Whether you're a backcountry skier arriving by helicopter or a hiker marching in several hours from the nearest trailhead, the Kokanee Glacier Cabin offers a million-dollar view of Kaslo Lake.
Canada has a tradition of building huts in pristine backcountry areas to shelter visitors and minimize their impact.
However, the Kokanee Glacier Cabin set new standards when it was completed in 2002 as a monumental combination of traditional materials and high-tech enhancements at an elevation of nearly 6,000 feet and five miles from the nearest road.

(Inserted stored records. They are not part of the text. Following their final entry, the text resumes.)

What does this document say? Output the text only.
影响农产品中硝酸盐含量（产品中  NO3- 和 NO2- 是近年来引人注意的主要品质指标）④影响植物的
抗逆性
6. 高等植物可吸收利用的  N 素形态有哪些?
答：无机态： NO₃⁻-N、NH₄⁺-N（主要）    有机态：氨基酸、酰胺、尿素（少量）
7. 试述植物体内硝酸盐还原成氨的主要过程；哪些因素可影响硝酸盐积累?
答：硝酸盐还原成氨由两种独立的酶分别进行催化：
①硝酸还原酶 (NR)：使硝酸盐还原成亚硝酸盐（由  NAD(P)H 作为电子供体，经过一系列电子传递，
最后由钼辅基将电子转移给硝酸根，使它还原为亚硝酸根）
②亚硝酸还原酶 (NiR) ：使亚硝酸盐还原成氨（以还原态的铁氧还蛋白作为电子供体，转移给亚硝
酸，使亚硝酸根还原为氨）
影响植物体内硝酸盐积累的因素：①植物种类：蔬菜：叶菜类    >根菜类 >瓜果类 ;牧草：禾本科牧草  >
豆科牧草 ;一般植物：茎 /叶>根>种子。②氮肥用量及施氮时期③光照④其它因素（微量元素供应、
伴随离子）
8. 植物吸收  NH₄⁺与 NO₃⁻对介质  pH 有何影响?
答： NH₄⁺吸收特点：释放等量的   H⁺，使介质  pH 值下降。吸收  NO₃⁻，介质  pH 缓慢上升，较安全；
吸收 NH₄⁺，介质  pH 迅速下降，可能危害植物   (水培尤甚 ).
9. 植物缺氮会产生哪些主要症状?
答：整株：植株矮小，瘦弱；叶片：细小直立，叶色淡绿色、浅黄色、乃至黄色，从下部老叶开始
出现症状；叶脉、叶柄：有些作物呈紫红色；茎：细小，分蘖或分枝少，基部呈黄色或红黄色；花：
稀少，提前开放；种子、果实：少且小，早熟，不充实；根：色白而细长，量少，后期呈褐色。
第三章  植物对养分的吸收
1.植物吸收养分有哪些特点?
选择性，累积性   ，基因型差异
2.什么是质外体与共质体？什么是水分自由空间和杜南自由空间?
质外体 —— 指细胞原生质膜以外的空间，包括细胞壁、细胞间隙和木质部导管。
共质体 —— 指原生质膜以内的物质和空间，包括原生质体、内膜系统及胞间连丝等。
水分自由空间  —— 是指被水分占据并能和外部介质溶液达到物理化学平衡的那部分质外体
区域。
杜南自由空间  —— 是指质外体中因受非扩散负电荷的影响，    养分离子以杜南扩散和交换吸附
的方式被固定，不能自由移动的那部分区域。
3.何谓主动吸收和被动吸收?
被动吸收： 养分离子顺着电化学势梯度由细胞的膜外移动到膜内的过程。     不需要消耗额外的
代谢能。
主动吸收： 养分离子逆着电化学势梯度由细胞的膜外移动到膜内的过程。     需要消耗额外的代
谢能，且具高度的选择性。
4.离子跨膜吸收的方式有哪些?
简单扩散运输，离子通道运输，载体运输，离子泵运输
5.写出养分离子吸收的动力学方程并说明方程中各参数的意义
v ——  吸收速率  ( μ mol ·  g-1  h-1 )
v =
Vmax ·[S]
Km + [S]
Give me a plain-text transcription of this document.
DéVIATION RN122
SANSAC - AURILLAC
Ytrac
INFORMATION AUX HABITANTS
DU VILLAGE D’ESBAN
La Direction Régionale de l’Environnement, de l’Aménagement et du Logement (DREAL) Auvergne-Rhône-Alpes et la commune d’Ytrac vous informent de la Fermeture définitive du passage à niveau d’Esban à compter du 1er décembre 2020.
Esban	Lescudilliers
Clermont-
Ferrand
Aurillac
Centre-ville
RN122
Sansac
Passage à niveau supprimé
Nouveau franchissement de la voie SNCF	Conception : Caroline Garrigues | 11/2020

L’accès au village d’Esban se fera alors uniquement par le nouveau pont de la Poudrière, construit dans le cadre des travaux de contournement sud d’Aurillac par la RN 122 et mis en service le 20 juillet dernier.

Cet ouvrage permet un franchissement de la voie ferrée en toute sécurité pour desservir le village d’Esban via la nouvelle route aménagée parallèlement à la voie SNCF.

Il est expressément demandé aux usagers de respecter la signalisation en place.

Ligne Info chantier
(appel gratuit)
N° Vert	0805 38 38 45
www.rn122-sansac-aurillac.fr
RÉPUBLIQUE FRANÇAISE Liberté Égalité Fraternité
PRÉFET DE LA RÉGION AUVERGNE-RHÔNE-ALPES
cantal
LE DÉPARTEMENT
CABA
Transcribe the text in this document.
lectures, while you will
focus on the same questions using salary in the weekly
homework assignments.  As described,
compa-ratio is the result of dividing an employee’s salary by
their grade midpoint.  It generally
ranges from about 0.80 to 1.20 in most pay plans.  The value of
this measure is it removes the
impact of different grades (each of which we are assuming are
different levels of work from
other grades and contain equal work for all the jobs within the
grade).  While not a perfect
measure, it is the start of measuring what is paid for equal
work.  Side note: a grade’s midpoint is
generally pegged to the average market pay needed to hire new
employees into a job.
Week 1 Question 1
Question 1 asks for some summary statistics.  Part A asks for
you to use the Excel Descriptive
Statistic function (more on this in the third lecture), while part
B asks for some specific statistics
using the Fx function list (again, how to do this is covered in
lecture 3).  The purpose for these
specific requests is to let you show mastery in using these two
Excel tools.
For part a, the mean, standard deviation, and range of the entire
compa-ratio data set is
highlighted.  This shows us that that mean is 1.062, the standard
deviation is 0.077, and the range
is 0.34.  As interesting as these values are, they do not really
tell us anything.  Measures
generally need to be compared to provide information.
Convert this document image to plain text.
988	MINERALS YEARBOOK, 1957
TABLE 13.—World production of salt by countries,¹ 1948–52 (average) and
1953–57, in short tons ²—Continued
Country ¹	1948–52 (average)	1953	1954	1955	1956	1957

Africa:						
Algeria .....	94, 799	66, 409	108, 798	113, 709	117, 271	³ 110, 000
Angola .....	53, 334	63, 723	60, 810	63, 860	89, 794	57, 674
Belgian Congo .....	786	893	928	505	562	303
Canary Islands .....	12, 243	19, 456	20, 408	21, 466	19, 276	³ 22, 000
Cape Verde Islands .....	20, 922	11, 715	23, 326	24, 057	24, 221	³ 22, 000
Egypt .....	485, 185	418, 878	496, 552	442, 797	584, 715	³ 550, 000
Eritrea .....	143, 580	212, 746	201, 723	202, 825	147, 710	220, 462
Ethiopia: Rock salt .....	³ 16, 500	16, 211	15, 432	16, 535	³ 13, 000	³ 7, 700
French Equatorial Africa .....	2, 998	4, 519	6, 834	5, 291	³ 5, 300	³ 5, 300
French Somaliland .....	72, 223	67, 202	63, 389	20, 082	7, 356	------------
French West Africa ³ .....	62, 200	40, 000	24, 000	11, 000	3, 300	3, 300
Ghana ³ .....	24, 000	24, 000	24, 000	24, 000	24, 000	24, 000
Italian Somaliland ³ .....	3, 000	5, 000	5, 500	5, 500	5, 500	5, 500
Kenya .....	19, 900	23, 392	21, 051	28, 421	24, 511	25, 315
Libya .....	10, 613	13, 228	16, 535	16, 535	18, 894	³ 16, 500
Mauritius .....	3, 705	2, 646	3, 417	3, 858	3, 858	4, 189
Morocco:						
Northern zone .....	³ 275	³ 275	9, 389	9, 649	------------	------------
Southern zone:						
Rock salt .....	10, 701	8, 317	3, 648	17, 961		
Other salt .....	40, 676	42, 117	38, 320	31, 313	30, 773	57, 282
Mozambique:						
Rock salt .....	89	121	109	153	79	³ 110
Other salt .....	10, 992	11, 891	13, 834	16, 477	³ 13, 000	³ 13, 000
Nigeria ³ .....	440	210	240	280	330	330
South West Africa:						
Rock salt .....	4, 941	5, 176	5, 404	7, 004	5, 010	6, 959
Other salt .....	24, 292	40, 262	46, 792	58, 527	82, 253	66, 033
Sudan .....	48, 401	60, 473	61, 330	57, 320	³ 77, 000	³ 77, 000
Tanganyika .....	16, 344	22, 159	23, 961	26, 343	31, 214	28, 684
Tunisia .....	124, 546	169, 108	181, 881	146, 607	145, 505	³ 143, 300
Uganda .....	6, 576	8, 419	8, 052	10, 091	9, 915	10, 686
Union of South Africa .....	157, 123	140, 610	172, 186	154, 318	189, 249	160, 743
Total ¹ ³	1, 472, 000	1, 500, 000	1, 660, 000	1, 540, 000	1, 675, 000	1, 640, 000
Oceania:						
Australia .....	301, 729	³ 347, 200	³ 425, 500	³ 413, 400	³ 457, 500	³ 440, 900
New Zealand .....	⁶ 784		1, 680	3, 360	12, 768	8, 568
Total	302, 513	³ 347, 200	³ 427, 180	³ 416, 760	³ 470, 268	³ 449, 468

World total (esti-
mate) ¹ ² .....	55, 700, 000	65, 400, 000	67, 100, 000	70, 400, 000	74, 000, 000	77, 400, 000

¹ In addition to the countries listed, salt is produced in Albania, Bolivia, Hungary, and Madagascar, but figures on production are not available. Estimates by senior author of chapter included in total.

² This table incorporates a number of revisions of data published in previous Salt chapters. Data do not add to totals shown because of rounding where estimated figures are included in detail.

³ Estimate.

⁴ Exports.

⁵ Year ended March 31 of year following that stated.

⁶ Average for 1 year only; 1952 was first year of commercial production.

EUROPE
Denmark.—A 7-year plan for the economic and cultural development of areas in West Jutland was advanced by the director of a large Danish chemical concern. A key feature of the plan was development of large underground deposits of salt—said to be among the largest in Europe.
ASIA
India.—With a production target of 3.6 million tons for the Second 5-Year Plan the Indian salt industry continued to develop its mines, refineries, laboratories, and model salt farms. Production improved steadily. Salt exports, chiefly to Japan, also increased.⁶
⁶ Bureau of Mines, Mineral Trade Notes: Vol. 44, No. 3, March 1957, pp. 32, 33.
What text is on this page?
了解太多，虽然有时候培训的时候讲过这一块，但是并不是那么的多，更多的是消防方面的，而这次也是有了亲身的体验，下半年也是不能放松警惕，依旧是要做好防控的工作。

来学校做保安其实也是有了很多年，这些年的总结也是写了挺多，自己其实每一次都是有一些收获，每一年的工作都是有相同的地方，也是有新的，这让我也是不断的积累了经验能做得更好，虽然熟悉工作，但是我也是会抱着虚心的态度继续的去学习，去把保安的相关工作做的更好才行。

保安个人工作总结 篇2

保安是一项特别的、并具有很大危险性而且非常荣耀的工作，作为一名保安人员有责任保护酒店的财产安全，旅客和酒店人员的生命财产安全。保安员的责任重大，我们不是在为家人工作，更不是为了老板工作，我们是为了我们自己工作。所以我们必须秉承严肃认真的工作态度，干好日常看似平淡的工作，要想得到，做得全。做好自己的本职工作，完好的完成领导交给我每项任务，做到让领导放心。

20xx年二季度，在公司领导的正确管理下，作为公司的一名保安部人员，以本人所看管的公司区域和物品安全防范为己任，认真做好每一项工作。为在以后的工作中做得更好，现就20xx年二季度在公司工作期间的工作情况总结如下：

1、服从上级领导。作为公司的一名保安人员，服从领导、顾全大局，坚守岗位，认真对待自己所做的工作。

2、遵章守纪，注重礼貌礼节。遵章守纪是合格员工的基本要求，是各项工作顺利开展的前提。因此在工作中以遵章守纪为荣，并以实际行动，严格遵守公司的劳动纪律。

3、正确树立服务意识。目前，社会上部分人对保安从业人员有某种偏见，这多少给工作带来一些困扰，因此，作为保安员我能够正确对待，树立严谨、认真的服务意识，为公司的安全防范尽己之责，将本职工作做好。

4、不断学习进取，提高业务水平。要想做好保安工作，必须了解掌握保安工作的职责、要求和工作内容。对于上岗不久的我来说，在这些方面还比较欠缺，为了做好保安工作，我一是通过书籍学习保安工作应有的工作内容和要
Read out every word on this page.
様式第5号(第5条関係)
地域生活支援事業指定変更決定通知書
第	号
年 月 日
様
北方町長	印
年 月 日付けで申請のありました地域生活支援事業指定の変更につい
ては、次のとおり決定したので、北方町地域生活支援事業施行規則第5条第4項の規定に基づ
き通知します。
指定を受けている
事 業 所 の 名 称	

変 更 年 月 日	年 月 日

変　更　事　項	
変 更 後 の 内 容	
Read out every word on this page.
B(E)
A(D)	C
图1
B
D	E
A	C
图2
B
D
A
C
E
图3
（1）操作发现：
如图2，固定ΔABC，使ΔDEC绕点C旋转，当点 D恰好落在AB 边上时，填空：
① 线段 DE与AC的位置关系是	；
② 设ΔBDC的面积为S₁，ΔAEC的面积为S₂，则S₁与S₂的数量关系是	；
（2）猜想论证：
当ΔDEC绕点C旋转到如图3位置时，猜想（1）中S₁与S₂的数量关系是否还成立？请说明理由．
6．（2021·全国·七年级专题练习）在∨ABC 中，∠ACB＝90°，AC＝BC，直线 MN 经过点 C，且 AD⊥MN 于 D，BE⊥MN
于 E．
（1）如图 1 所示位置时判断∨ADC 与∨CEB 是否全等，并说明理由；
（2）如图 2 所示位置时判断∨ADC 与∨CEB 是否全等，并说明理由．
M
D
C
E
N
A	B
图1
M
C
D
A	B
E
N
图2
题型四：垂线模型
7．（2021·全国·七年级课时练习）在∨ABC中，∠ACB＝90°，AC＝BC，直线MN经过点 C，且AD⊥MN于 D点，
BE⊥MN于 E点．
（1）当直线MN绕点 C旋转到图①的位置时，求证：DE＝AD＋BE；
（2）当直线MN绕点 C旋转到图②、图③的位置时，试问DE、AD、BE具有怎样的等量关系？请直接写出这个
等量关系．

Because of the electric power, the cabin can keep up to 20 overnight guests awash in hot water and comfortable with baseboard heat. That means no wood must be cut and burned and use of propane is minimized.
The cabin has a full wastewater treatment plant in the basement, which cabin-keeper Brian Cullen was servicing when I hiked into the cabin last week. The Alpine Club of Canada which maintains the cabin along with B.C. Parks, says the effluent is treated to a purity 10 times cleaner than municipal standards and then discharged downstream from Kaslo Lake.
Visitors bring their own sleeping bags and food, which they can prepare in a large, fully equipped kitchen. Nightly rates are $25 for adults, $50 for families up to five and $12.50 for kids under 16.
Nearly $1 million in funds, materials and services was raised to build the wood-beam cabin. About 10 percent of the cost was for helicopter flights to haul in materials.
Reducing impact on the pristine park was considered worth the high cost, ACC officials said.